Lipid peroxidation regulates long-range wound detection through 5-lipoxygenase in zebrafish
Author(s) -
Anushka Katikaneni,
Mark Jelcic,
Gary F. Gerlach,
Yong Ma,
Michael Overholtzer,
Philipp Niethammer
Publication year - 2020
Publication title -
nature cell biology
Language(s) - English
Resource type - Journals
SCImago Journal Rank - 11.38
H-Index - 369
eISSN - 1476-4679
pISSN - 1465-7392
DOI - 10.1038/s41556-020-0564-2
Subject(s) - arachidonic acid , lipoxygenase , lipid peroxidation , microbiology and biotechnology , hydrogen peroxide , biochemistry , reactive oxygen species , chemotaxis , chemistry , zebrafish , nadph oxidase , biology , oxidative stress , enzyme , receptor , gene
Rapid wound detection by distant leukocytes is essential for antimicrobial defence and post-infection survival 1 . The reactive oxygen species hydrogen peroxide and the polyunsaturated fatty acid arachidonic acid are among the earliest known mediators of this process 2-4 . It is unknown whether or how these highly conserved cues collaborate to achieve wound detection over distances of several hundreds of micrometres within a few minutes. To investigate this, we locally applied arachidonic acid and skin-permeable peroxide by micropipette perfusion to unwounded zebrafish tail fins.
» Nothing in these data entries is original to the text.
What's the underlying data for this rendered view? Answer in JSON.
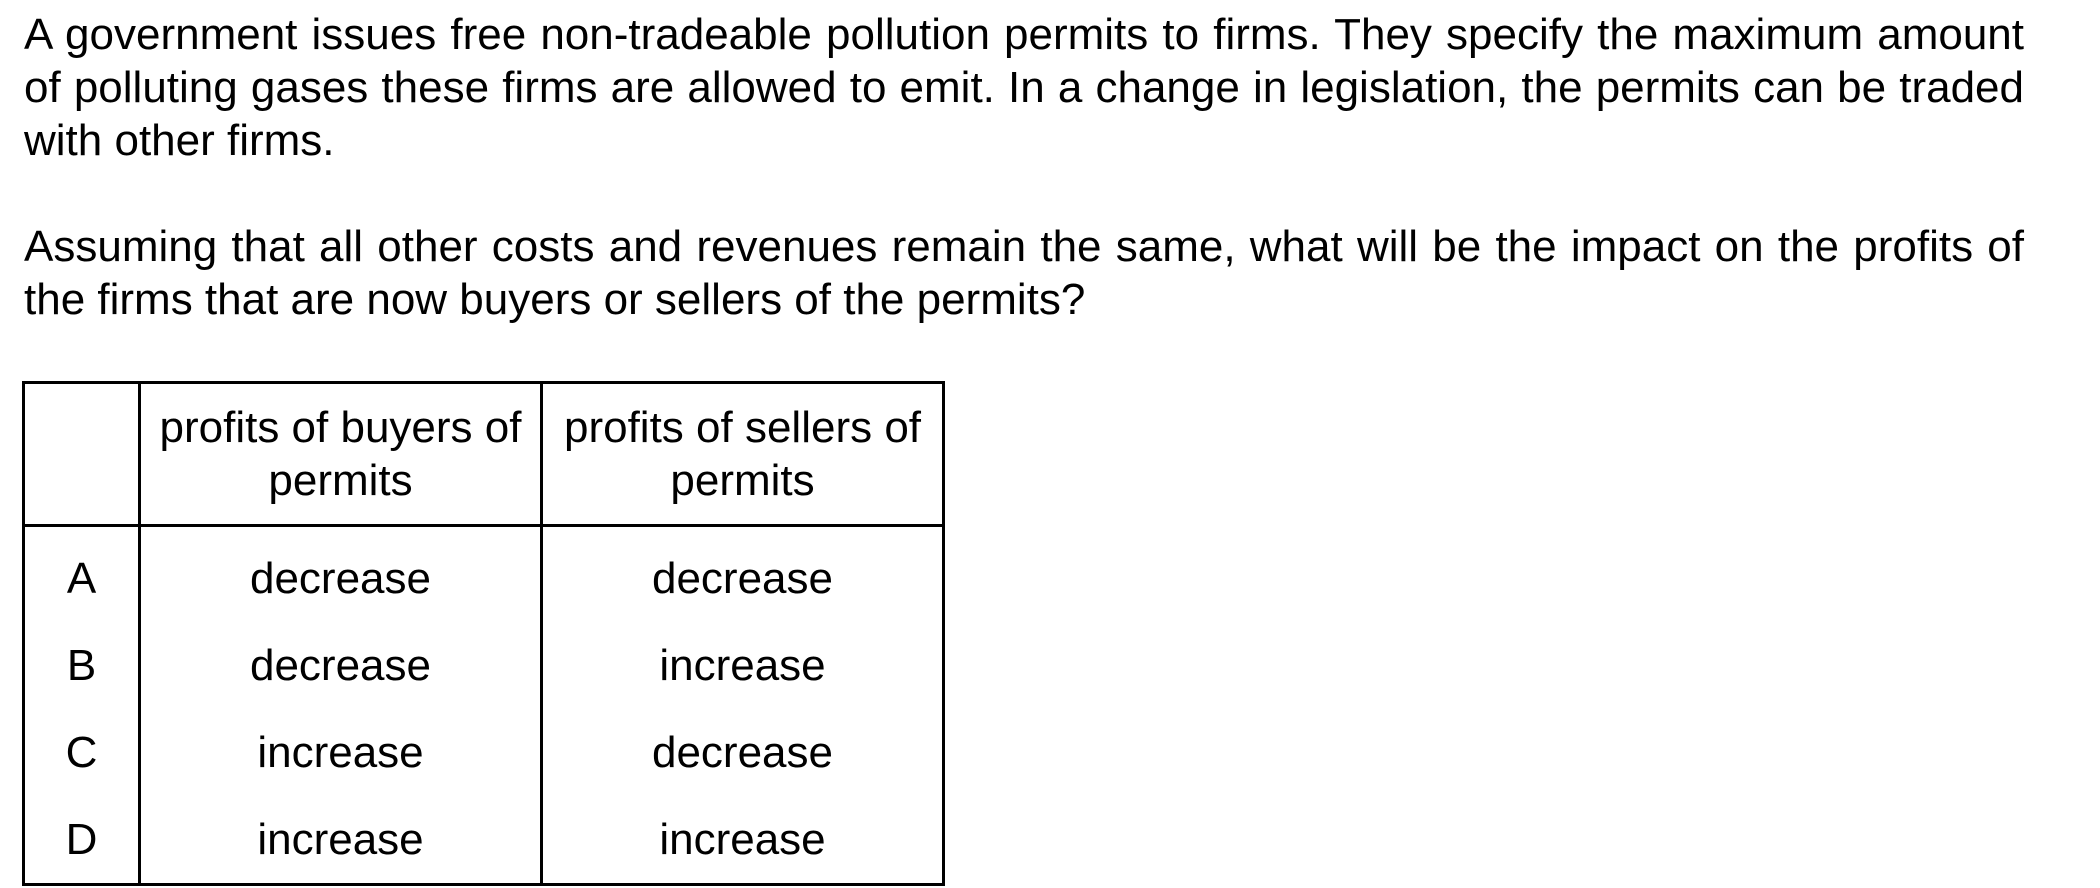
{
  "question": {
    "paragraph_1": "A government issues free non-tradeable pollution permits to firms. They specify the maximum amount of polluting gases these firms are allowed to emit. In a change in legislation, the permits can be traded with other firms.",
    "paragraph_2": "Assuming that all other costs and revenues remain the same, what will be the impact on the profits of the firms that are now buyers or sellers of the permits?"
  },
  "table": {
    "headers": [
      "",
      "profits of buyers of permits",
      "profits of sellers of permits"
    ],
    "rows": [
      {
        "letter": "A",
        "buyers": "decrease",
        "sellers": "decrease"
      },
      {
        "letter": "B",
        "buyers": "decrease",
        "sellers": "increase"
      },
      {
        "letter": "C",
        "buyers": "increase",
        "sellers": "decrease"
      },
      {
        "letter": "D",
        "buyers": "increase",
        "sellers": "increase"
      }
    ]
  }
}
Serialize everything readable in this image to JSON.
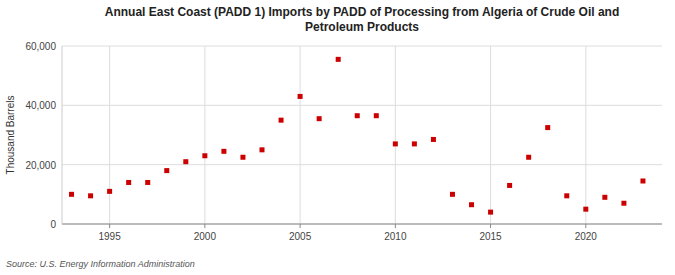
{
  "chart_data": {
    "type": "scatter",
    "title": "Annual East Coast (PADD 1) Imports by PADD of Processing from Algeria of Crude Oil and\nPetroleum Products",
    "y_label": "Thousand Barrels",
    "source": "Source: U.S. Energy Information Administration",
    "color": "#cc0000",
    "marker": "square",
    "grid": true,
    "x": [
      1993,
      1994,
      1995,
      1996,
      1997,
      1998,
      1999,
      2000,
      2001,
      2002,
      2003,
      2004,
      2005,
      2006,
      2007,
      2008,
      2009,
      2010,
      2011,
      2012,
      2013,
      2014,
      2015,
      2016,
      2017,
      2018,
      2019,
      2020,
      2021,
      2022,
      2023
    ],
    "values": [
      10000,
      9500,
      11000,
      14000,
      14000,
      18000,
      21000,
      23000,
      24500,
      22500,
      25000,
      35000,
      43000,
      35500,
      55500,
      36500,
      36500,
      27000,
      27000,
      28500,
      10000,
      6500,
      4000,
      13000,
      22500,
      32500,
      9500,
      5000,
      9000,
      7000,
      14500
    ],
    "xlim": [
      1992.5,
      2024
    ],
    "ylim": [
      0,
      60000
    ],
    "xticks": [
      1995,
      2000,
      2005,
      2010,
      2015,
      2020
    ],
    "yticks": [
      0,
      {
        "value": 20000,
        "label": "20,000"
      },
      {
        "value": 40000,
        "label": "40,000"
      },
      {
        "value": 60000,
        "label": "60,000"
      }
    ]
  }
}
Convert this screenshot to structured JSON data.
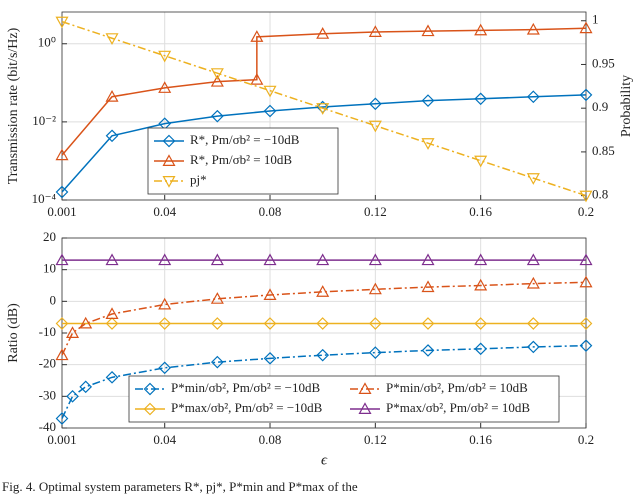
{
  "chart_data": [
    {
      "type": "line",
      "ylabel": "Transmission rate (bit/s/Hz)",
      "y2label": "Probability",
      "xlim": [
        0.001,
        0.2
      ],
      "xticks": [
        0.001,
        0.04,
        0.08,
        0.12,
        0.16,
        0.2
      ],
      "ylog": true,
      "ylim": [
        0.0001,
        6.5
      ],
      "yticks": [
        {
          "value": 0.0001,
          "label": "10⁻⁴"
        },
        {
          "value": 0.01,
          "label": "10⁻²"
        },
        {
          "value": 1,
          "label": "10⁰"
        }
      ],
      "y2lim": [
        0.795,
        1.01
      ],
      "y2ticks": [
        0.8,
        0.85,
        0.9,
        0.95,
        1
      ],
      "grid": true,
      "legend": "lower left",
      "series": [
        {
          "name": "R*, Pm/σb² = −10dB",
          "color": "#0072BD",
          "marker": "diamond",
          "dash": "solid",
          "x": [
            0.001,
            0.02,
            0.04,
            0.06,
            0.08,
            0.1,
            0.12,
            0.14,
            0.16,
            0.18,
            0.2
          ],
          "values": [
            0.00016,
            0.0044,
            0.009,
            0.014,
            0.019,
            0.024,
            0.029,
            0.035,
            0.039,
            0.044,
            0.049
          ]
        },
        {
          "name": "R*, Pm/σb² = 10dB",
          "color": "#D95319",
          "marker": "triangle-up",
          "dash": "solid",
          "x": [
            0.001,
            0.02,
            0.04,
            0.06,
            0.075,
            0.075,
            0.1,
            0.12,
            0.14,
            0.16,
            0.18,
            0.2
          ],
          "values": [
            0.0014,
            0.044,
            0.074,
            0.107,
            0.12,
            1.5,
            1.8,
            2.0,
            2.1,
            2.2,
            2.3,
            2.5
          ]
        },
        {
          "name": "pj*",
          "color": "#EDB120",
          "marker": "triangle-down",
          "dash": "dashdot",
          "axis": "y2",
          "x": [
            0.001,
            0.02,
            0.04,
            0.06,
            0.08,
            0.1,
            0.12,
            0.14,
            0.16,
            0.18,
            0.2
          ],
          "values": [
            0.999,
            0.98,
            0.96,
            0.94,
            0.92,
            0.9,
            0.88,
            0.86,
            0.84,
            0.82,
            0.8
          ]
        }
      ]
    },
    {
      "type": "line",
      "ylabel": "Ratio (dB)",
      "xlabel": "ϵ",
      "xlim": [
        0.001,
        0.2
      ],
      "xticks": [
        0.001,
        0.04,
        0.08,
        0.12,
        0.16,
        0.2
      ],
      "ylim": [
        -40,
        20
      ],
      "yticks": [
        -40,
        -30,
        -20,
        -10,
        0,
        10,
        20
      ],
      "grid": true,
      "legend": "lower center",
      "legend_columns": 2,
      "series": [
        {
          "name": "P*min/σb², Pm/σb² = −10dB",
          "color": "#0072BD",
          "marker": "diamond",
          "dash": "dashdot",
          "x": [
            0.001,
            0.005,
            0.01,
            0.02,
            0.04,
            0.06,
            0.08,
            0.1,
            0.12,
            0.14,
            0.16,
            0.18,
            0.2
          ],
          "values": [
            -37,
            -30,
            -27,
            -24,
            -21,
            -19.2,
            -18,
            -17,
            -16.2,
            -15.5,
            -15,
            -14.4,
            -14
          ]
        },
        {
          "name": "P*max/σb², Pm/σb² = −10dB",
          "color": "#EDB120",
          "marker": "diamond",
          "dash": "solid",
          "x": [
            0.001,
            0.02,
            0.04,
            0.06,
            0.08,
            0.1,
            0.12,
            0.14,
            0.16,
            0.18,
            0.2
          ],
          "values": [
            -7,
            -7,
            -7,
            -7,
            -7,
            -7,
            -7,
            -7,
            -7,
            -7,
            -7
          ]
        },
        {
          "name": "P*min/σb², Pm/σb² = 10dB",
          "color": "#D95319",
          "marker": "triangle-up",
          "dash": "dashdot",
          "x": [
            0.001,
            0.005,
            0.01,
            0.02,
            0.04,
            0.06,
            0.08,
            0.1,
            0.12,
            0.14,
            0.16,
            0.18,
            0.2
          ],
          "values": [
            -17,
            -10,
            -7,
            -4,
            -1,
            0.8,
            2,
            3,
            3.8,
            4.5,
            5,
            5.6,
            6
          ]
        },
        {
          "name": "P*max/σb², Pm/σb² = 10dB",
          "color": "#7E2F8E",
          "marker": "triangle-up",
          "dash": "solid",
          "x": [
            0.001,
            0.02,
            0.04,
            0.06,
            0.08,
            0.1,
            0.12,
            0.14,
            0.16,
            0.18,
            0.2
          ],
          "values": [
            13,
            13,
            13,
            13,
            13,
            13,
            13,
            13,
            13,
            13,
            13
          ]
        }
      ]
    }
  ],
  "caption": "Fig. 4.   Optimal system parameters R*, pj*, P*min and P*max of the"
}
As in wounds, arachidonic acid rapidly attracted leukocytes through dual oxidase (Duox) and 5-lipoxygenase (Alox5a). Peroxide promoted chemotaxis to arachidonic acid without being chemotactic on its own. Intravital biosensor imaging showed that wound peroxide and arachidonic acid converged on half-millimetre-long lipid peroxidation gradients that promoted leukocyte attraction. Our data suggest that lipid peroxidation functions as a spatial redox relay that enables long-range detection of early wound cues by immune cells, outlining a beneficial role for this otherwise toxic process.